Last year Oksana and I observed Memorial Day with a few of our friends on the bank of the Taku River . It was a great weekend spent hiking, canoeing, and hiding in the cabin from bloodthirsty mosquitoes. My toy for the weekend was a new digital SLR that arrived in the mail just hours before our departure; I barely had enough time to charge the battery. I put it through its paces that weekend, though, coming close to filing the 1GB card.
On our second day there, our group decided to hike up the side of a mountain. Our goal was to have lunch on the shore of a beautiful lake where we would reward ourselves for navigating the steep, pathless trail alongside some raging river. It became a murderous death march of a hike that only gets worse with each retelling.
The mosquitoes denied us any rest breaks and the lake was still so full of snowmelt that there was no accessible shoreline — the water came right up to the trunks of the encroaching trees. After that legendary climb, new camera in hand, I wouldn’t be denied. While everyone else helped construct a tiny, smoky fire to keep the mosquitoes at bay, I fought my way down to the edge of the water and sacrificed a dry hiking boot so that I could step out onto a partially submerged rock.

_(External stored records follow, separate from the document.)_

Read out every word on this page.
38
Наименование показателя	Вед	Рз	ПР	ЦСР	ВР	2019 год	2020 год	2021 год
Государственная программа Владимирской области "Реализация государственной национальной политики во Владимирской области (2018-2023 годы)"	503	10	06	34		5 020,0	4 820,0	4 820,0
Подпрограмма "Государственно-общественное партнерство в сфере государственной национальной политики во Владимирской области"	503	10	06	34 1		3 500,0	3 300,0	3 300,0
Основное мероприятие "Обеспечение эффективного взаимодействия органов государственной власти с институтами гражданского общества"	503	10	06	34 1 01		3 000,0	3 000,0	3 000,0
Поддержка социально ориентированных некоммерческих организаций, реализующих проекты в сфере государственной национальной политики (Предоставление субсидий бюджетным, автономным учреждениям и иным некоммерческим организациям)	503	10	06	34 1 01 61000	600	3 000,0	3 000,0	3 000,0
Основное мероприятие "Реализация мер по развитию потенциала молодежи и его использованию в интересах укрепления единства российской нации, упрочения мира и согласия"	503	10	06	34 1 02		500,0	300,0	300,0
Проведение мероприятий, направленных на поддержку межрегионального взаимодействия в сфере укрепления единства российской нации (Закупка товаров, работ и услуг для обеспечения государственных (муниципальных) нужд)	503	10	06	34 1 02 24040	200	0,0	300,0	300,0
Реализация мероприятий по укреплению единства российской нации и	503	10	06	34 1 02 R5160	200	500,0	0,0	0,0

I quickly set my exposure and focus points and started taking pictures. It took 40 frames to cover the entire lake, and if the mosquitoes hadn’t found my near-motionless arms and face around shot #10, I probably wouldn’t have missed the extra coverage on the bottom right. Still, I was pleasantly surprised to see the results when I stitched all 40 photos into a panorama.
Canon Digital Rebel XT
Date: 28 May 2005
Focal Length: 18mm
Shutter: 1/640 second
Photoshop: Autostitch for stitching, cloning in upper left to fill in tree branches
More on the software I used after the jump:
I’ve done my fair share of stitching photos together by hand in older versions of Photoshop. It’s no fun. I’ve also tried my hand at commercial programs that automate the process somewhat. Canon provided one such piece of software with my digital camera and newer versions of Photoshop have a nifty drag-and-snap tool, too. Both pale in comparison to a little shareware application called Autostitch.
Some of Autostitch’s options are a bit esoteric, but if you’re comfortable with the default settings (which work fine 99% of the time but output at a lower-than-desirable resolution) it couldn’t be easier to use. Just drag your photos and drop them on the application’s window. You don’t even need to separate out the photos that won’t be a part of your panorama — Autostitch will figure it out.
There are times were Autostitch doesn’t do a perfect job. If your pictures were taken on a windy day, well-defined tree branches might appear blurry. I’ve seen straight-edged objects (like a sign post) get blurred, too, when the program tries too hard to correct for barrel distortion in wide angles. Where the program excels, though, is in its color and contrast blending. To illustrate, take a look at the Alpine Lake panormana when I turned those options off:
Click for larger image.
If you’ve got a PC, you might give Autostitch a try. It’s a small download, it’s free, and it does an amazing job (even on a series of hand-held photos!) There doesn’t appear to be an equivalent version as a Mac download, but a peek at their licensing information seems to indicate that a company called Kekus Digital has encorporated the Autostitch technology into a product for OS X called Calico Panorama. The Mac demo watermarks the final picture, but at least you should be able to tell if the software is worth the $39 they’re selling it for.
Give it a try. I’d love to see your results!